When I started taking photography somewhat seriously, one of the long standing jokes was A Photographer is someone who can blow without spitting. This is a reference to the fact that, in those days, photographers spent a lot of time blowing dust off of things, ideally without spitting on them. Lenses, film, cameras, enlargers, more lenses, negatives, paper, etc etc etc. Photography was, to first order, a war with dust.
This is a joke that doesn't even make sense today. Most photos are taken with hermetically sealed devices. Even the interchangeable lens camera is maintained largely dust free. And, of course, as soon as the exposure is made, the scope for more dust getting involved drops to zero. It's all digital after that.

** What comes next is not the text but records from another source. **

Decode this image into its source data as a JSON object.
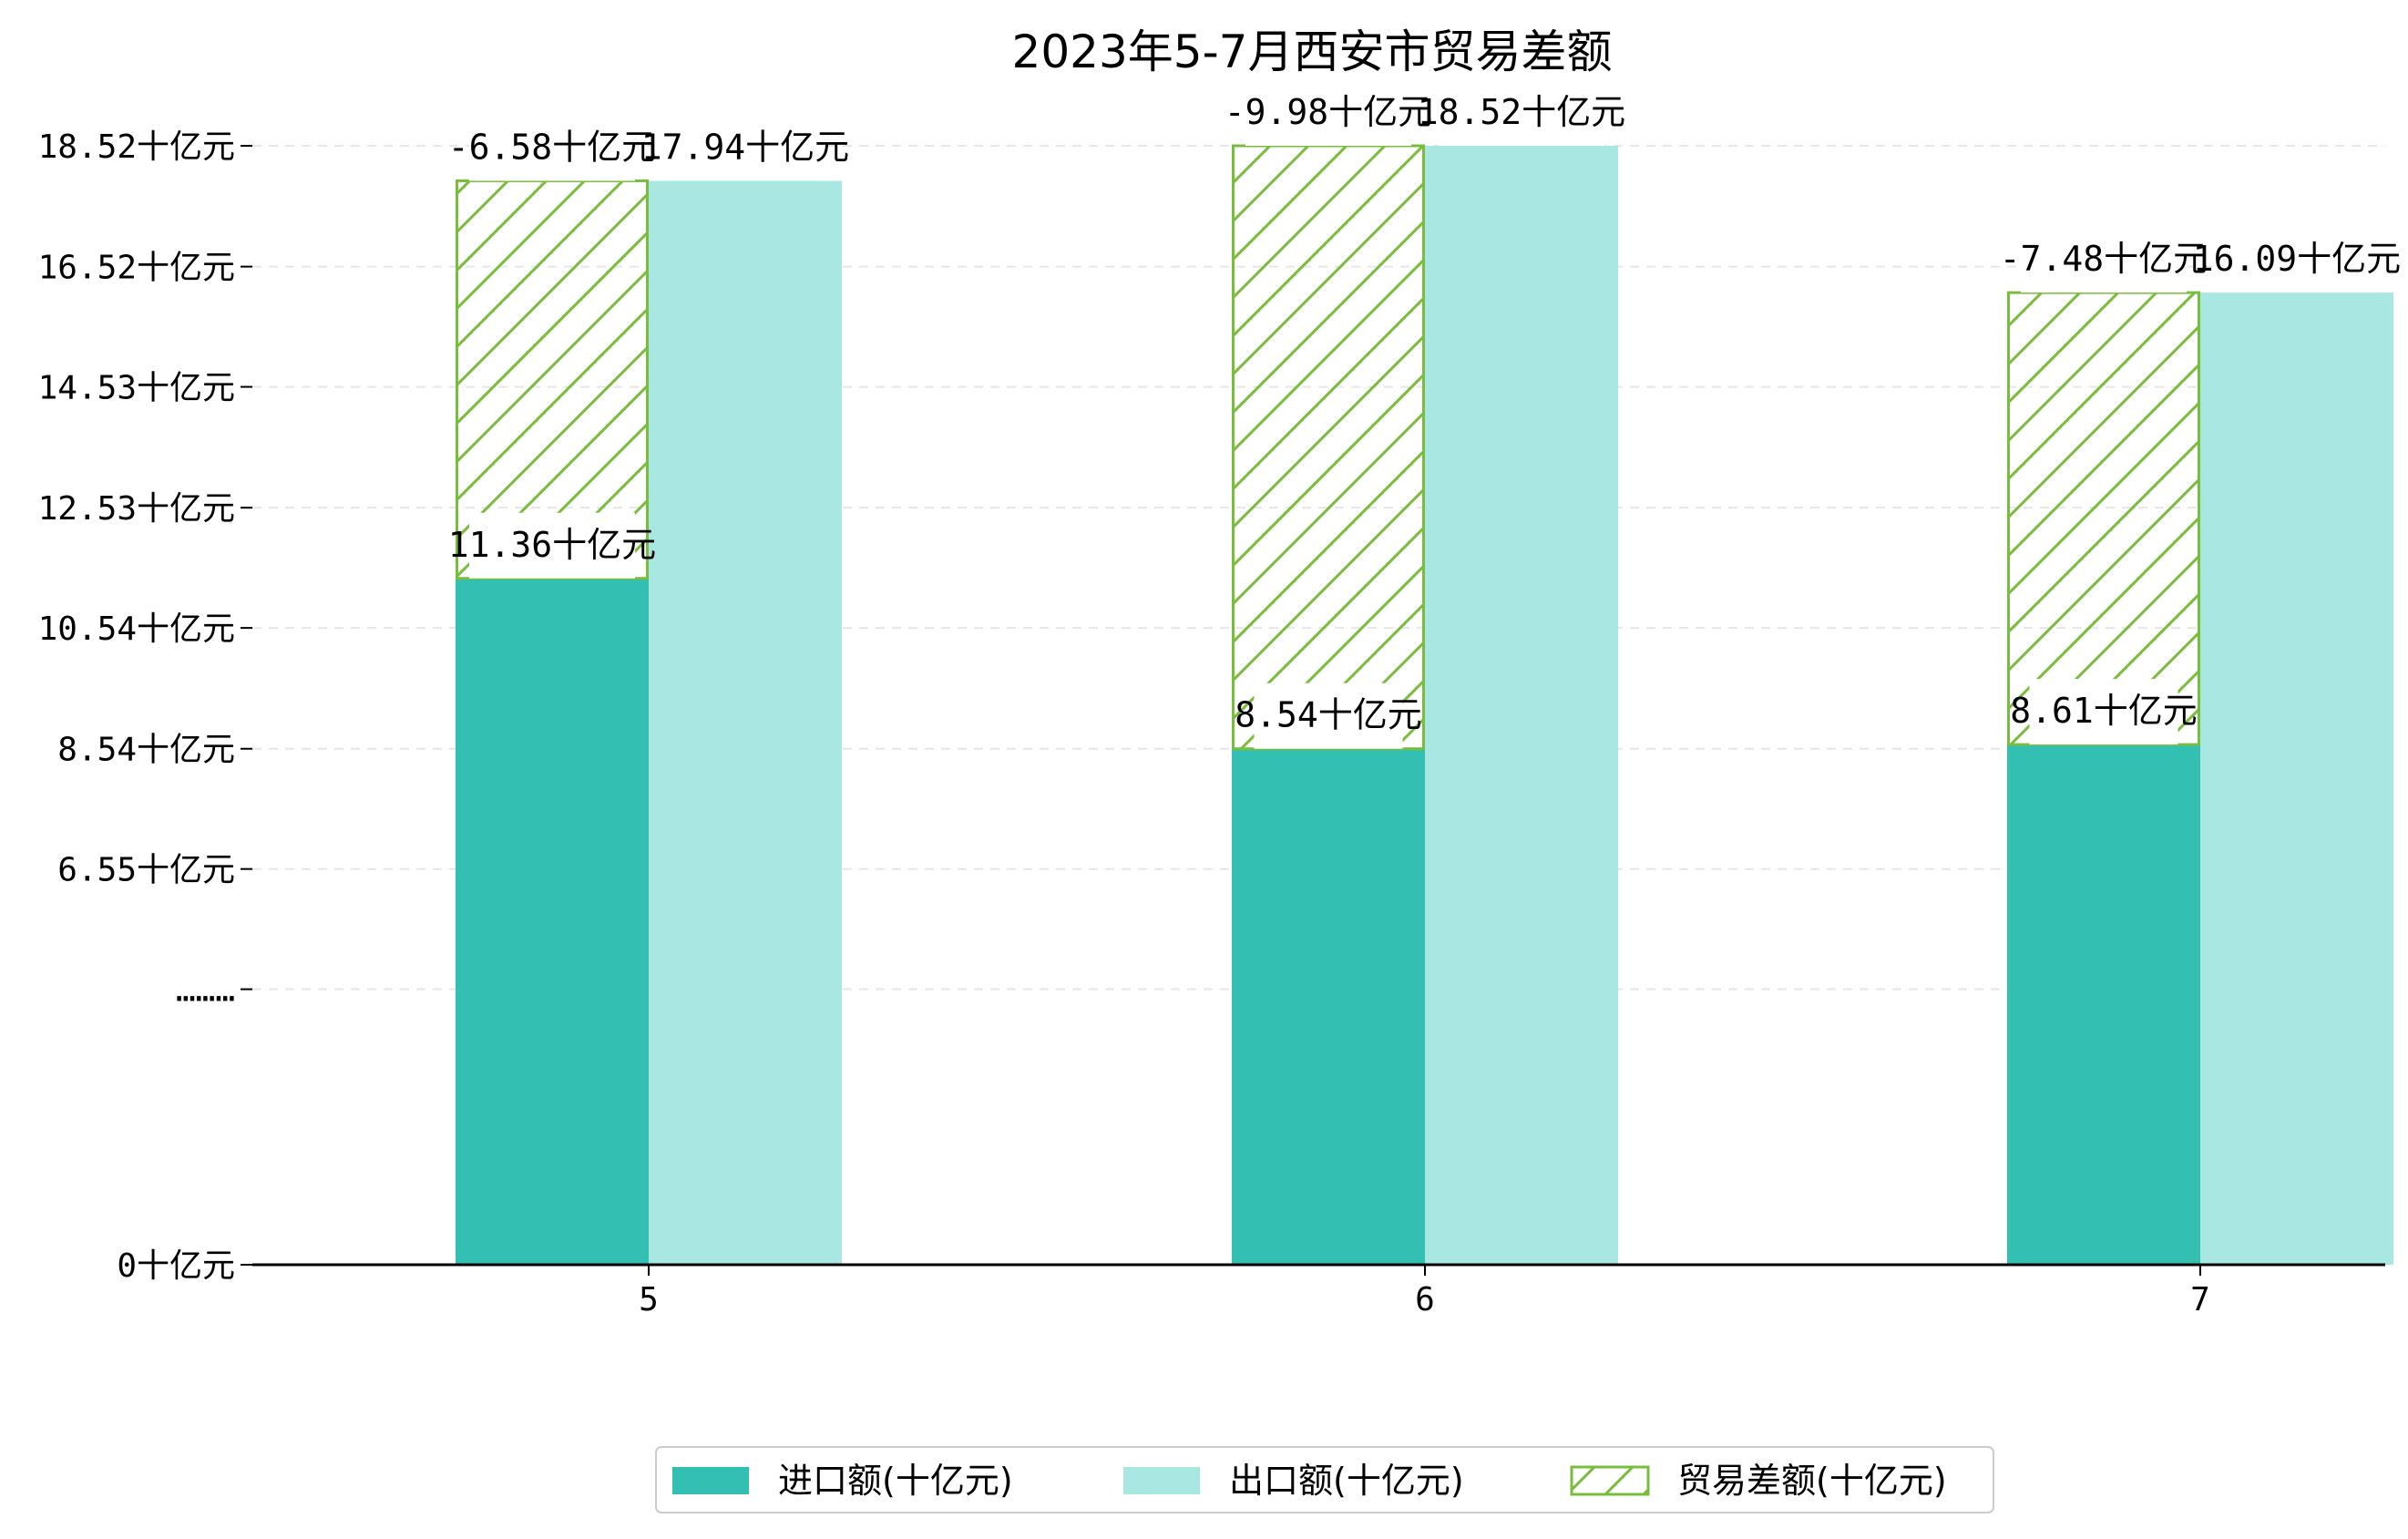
{
  "chart_data": {
    "type": "bar",
    "title": "2023年5-7月西安市贸易差额",
    "categories": [
      "5",
      "6",
      "7"
    ],
    "y_ticks": [
      "0十亿元",
      "………",
      "6.55十亿元",
      "8.54十亿元",
      "10.54十亿元",
      "12.53十亿元",
      "14.53十亿元",
      "16.52十亿元",
      "18.52十亿元"
    ],
    "y_tick_values": [
      0,
      4.56,
      6.55,
      8.54,
      10.54,
      12.53,
      14.53,
      16.52,
      18.52
    ],
    "ylim": [
      0,
      19.3
    ],
    "grid": "horizontal dashed",
    "legend_position": "bottom",
    "series": [
      {
        "name": "进口额(十亿元)",
        "values": [
          11.36,
          8.54,
          8.61
        ],
        "labels": [
          "11.36十亿元",
          "8.54十亿元",
          "8.61十亿元"
        ],
        "color": "#33c0b3"
      },
      {
        "name": "出口额(十亿元)",
        "values": [
          17.94,
          18.52,
          16.09
        ],
        "labels": [
          "17.94十亿元",
          "18.52十亿元",
          "16.09十亿元"
        ],
        "color": "#a8e7e2"
      },
      {
        "name": "贸易差额(十亿元)",
        "values": [
          -6.58,
          -9.98,
          -7.48
        ],
        "labels": [
          "-6.58十亿元",
          "-9.98十亿元",
          "-7.48十亿元"
        ],
        "color": "#78bd3c"
      }
    ]
  }
}
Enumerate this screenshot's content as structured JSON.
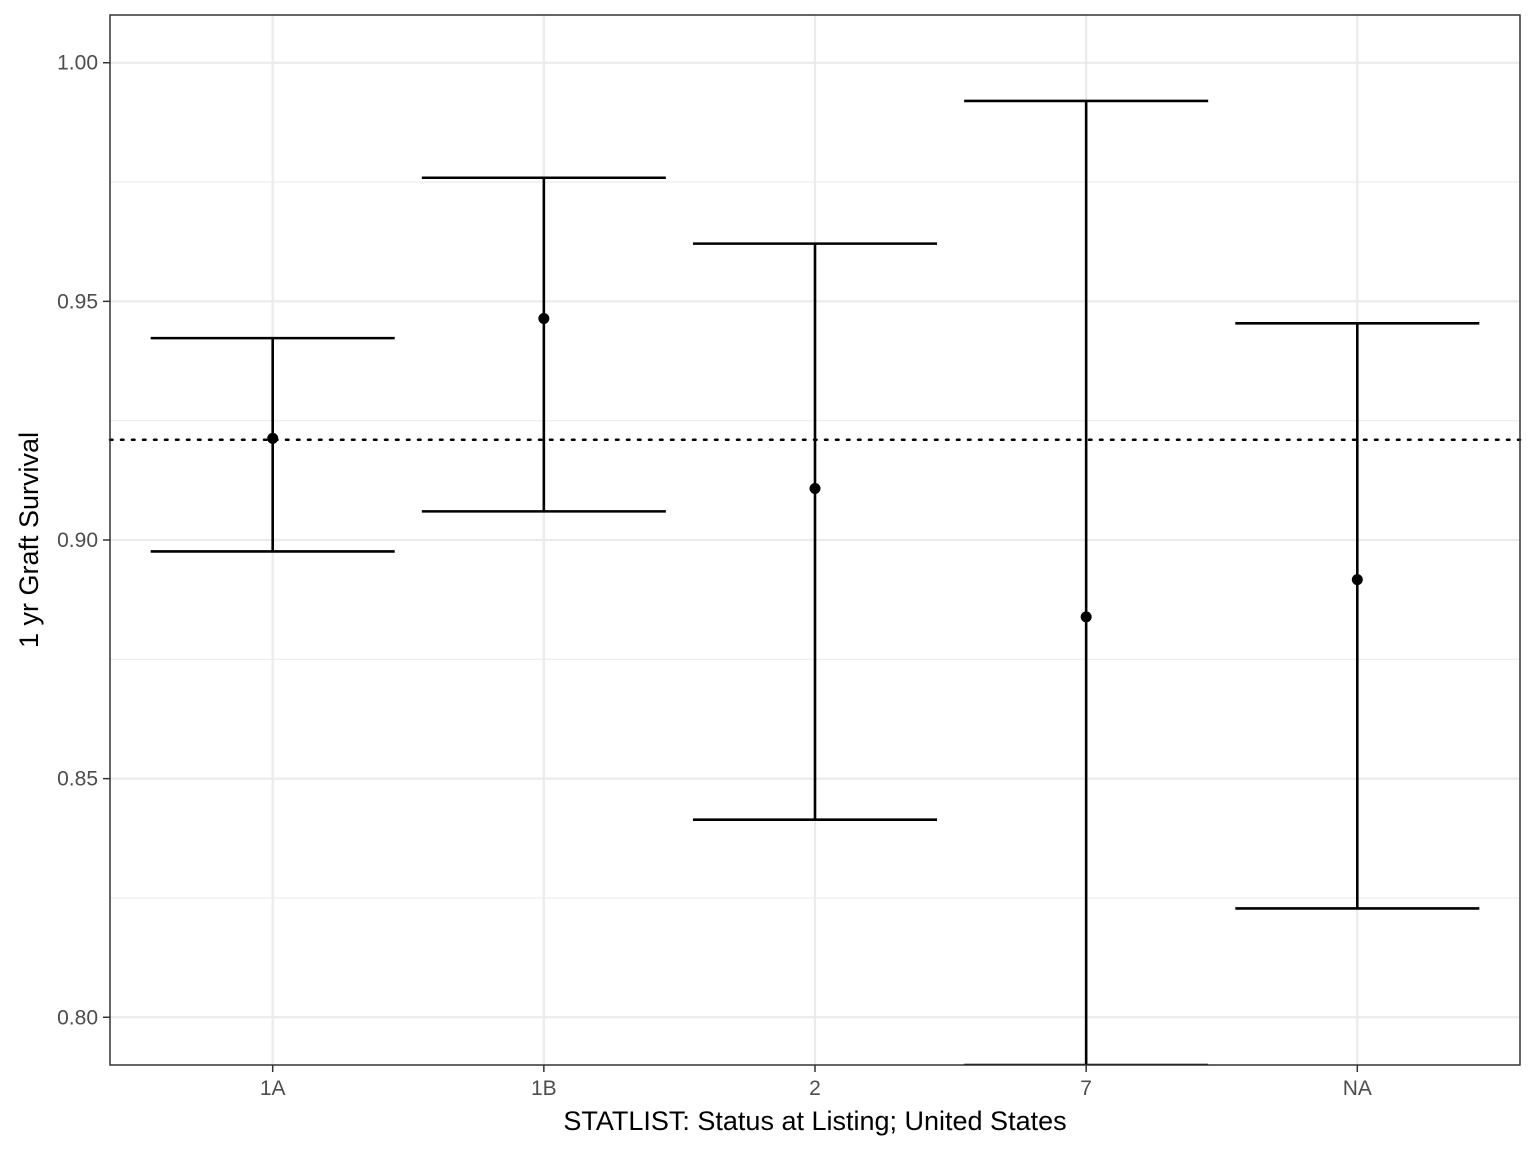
{
  "chart_data": {
    "type": "errorbar",
    "xlabel": "STATLIST: Status at Listing; United States",
    "ylabel": "1 yr Graft Survival",
    "categories": [
      "1A",
      "1B",
      "2",
      "7",
      "NA"
    ],
    "points": [
      {
        "category": "1A",
        "estimate": 0.9213,
        "lower": 0.8976,
        "upper": 0.9423
      },
      {
        "category": "1B",
        "estimate": 0.9464,
        "lower": 0.906,
        "upper": 0.9759
      },
      {
        "category": "2",
        "estimate": 0.9108,
        "lower": 0.8414,
        "upper": 0.9621
      },
      {
        "category": "7",
        "estimate": 0.8839,
        "lower": 0.79,
        "upper": 0.992
      },
      {
        "category": "NA",
        "estimate": 0.8917,
        "lower": 0.8228,
        "upper": 0.9454
      }
    ],
    "reference_line": {
      "value": 0.921,
      "style": "dotted"
    },
    "ylim": [
      0.79,
      1.01
    ],
    "yticks": [
      0.8,
      0.85,
      0.9,
      0.95,
      1.0
    ],
    "ytick_labels": [
      "0.80",
      "0.85",
      "0.90",
      "0.95",
      "1.00"
    ],
    "grid": true,
    "legend": "none",
    "colors": {
      "marks": "#000000",
      "grid": "#ebebeb",
      "panel_border": "#333333",
      "tick_text": "#4d4d4d"
    }
  }
}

And yet, as we've simplified the process, the dedicated amateur seems to spend just as much time getting a picture done.
In fact, there seems to be a pretty constant irreducible amount of time we're willing to spend, and that we insist on spending, per picture. If anything we're spending a bit more time these days. An ambrotype takes, I dunno, an hour of labor start to finish, plus some amortized time in the background maintaining gear, mixing chemicals, and so on. A 1980s era roll film picture might be a similar effort, or a bit more, depending on how fussy a printer you were. Two hours is about my limit, start to finish, but I'm a pretty brutalist printer.
Nowadays, now that all the messy chemistry and dusting and putting things in and out of containers, and washing up trays after and and and and.. we're seeing people spending even more time on a picture. Of course, many people spend far less time as well -- click, share. But the dedicated amateur might spend a couple hours per picture, without even getting to a print. This is just some shitty landscape to stick up for +likes on some photo sharing site.
I think there's something similar to the traffic engineering phenomenon in which one cannot build highways big enough to eliminate congestion. Bigger highways with more capacity just encourage more driving, until the congestion reaches barely tolerable levels. Small, low capacity, roads discourage driving to levels with, yep, barely tolerable congestion.
In the same way, a hobbyist is willing to, and in fact insists on, spending such and such time per picture. Somewhere between 1 to 4 hours, let's say, depending on the person. That's enough to feel like you've done something of moment, and not so much that it's getting in the way of your life. Most of that work is pointless bullshit. And lest people think I'm just a luddite, looking back on the old days of wet printing, I notice that I spent a lot of time worrying about dust. Cleaning gear, and then spotting prints, and so on. All to remove little specks that nobody would ever notice.
Little specks nobody would ever notice expect me.
In the same way I love my sheet film contact prints for properties that have that nobody will ever notice except me.
In some sense, it's all just for yourself, isn't it?